ONE can never chat for long with Mr. Norton without hearing something of interest, and on the occasion of our last visit to his works he had much to reveal.
The latest novelty is a cylinder which may be used continuously under fairly heavy load and yet remains so cool that one can bear one's hand on the cooling ribs. Naturally, the construction remains a secret, and to the outward eye there is nothing unusual in the design.
A 350 c.c. engine is on the stocks, but the firm have no intention of marketing the machine, at any rate for the present, and it is being built up purely as an experiment. On the other hand, as soon as, time and pressure of business permit, Mr. Norton intends to continue the manufacture of the little two-stroke which appeared on his stand at Olympia, under the name of the Nortonette, as long ago as 1910. The design will be somewhat altered, but the main features will be the same.

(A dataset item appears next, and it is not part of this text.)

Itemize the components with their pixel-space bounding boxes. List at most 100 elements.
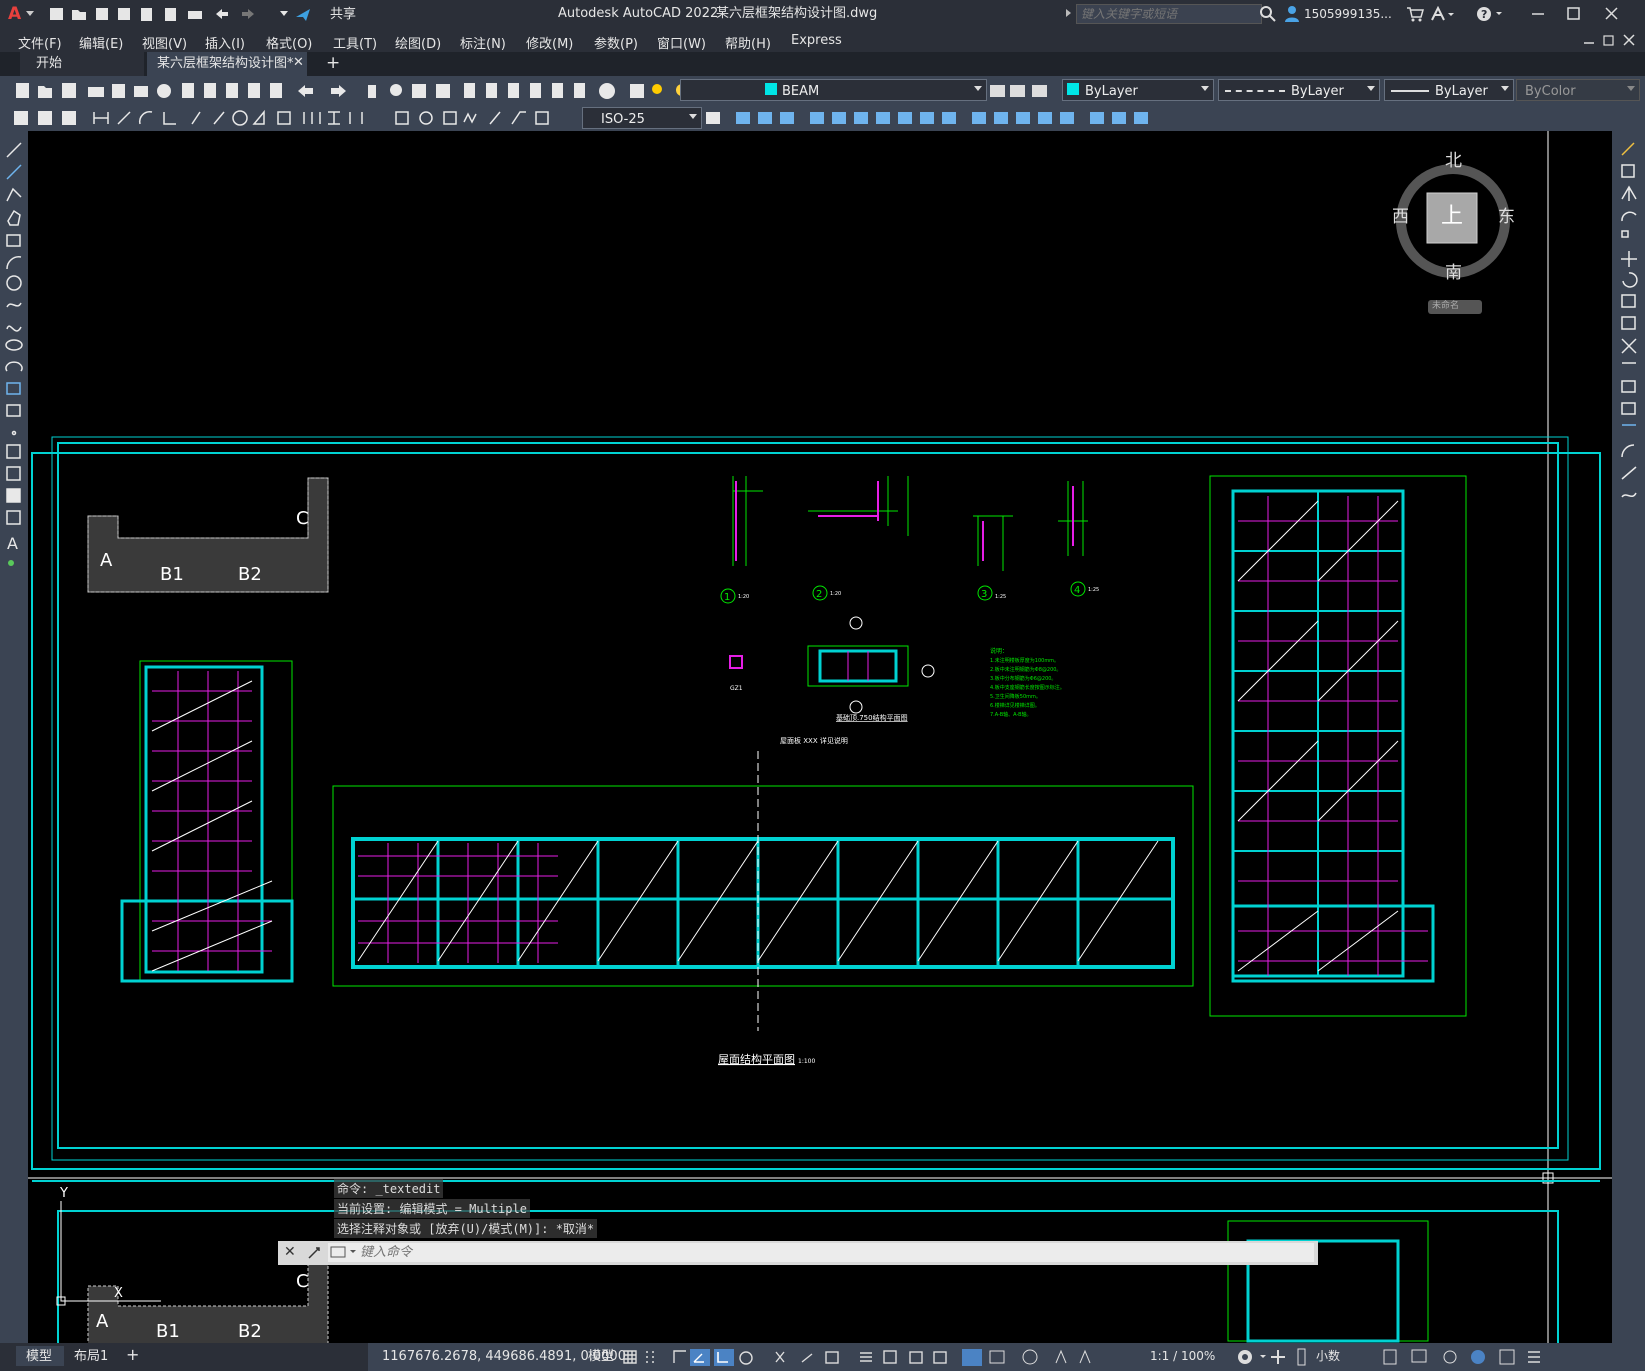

We were lucky enough to see an advance model of the 1915 T.T. type, which is undergoing tests. The frame has a dropped top tube and flush lugs are no longer employed. The engine remains practically the same, but the long exhaust pipe has a tubular expansion chamber welded into it. In the future all Norton frames will be made up with sidecar lugs brazed in, and the finish will probably be in black and gold. A three, or possibly a four-speed, gear box is to be fitted to touring models, and experiments are at present being carried out with various types of gear.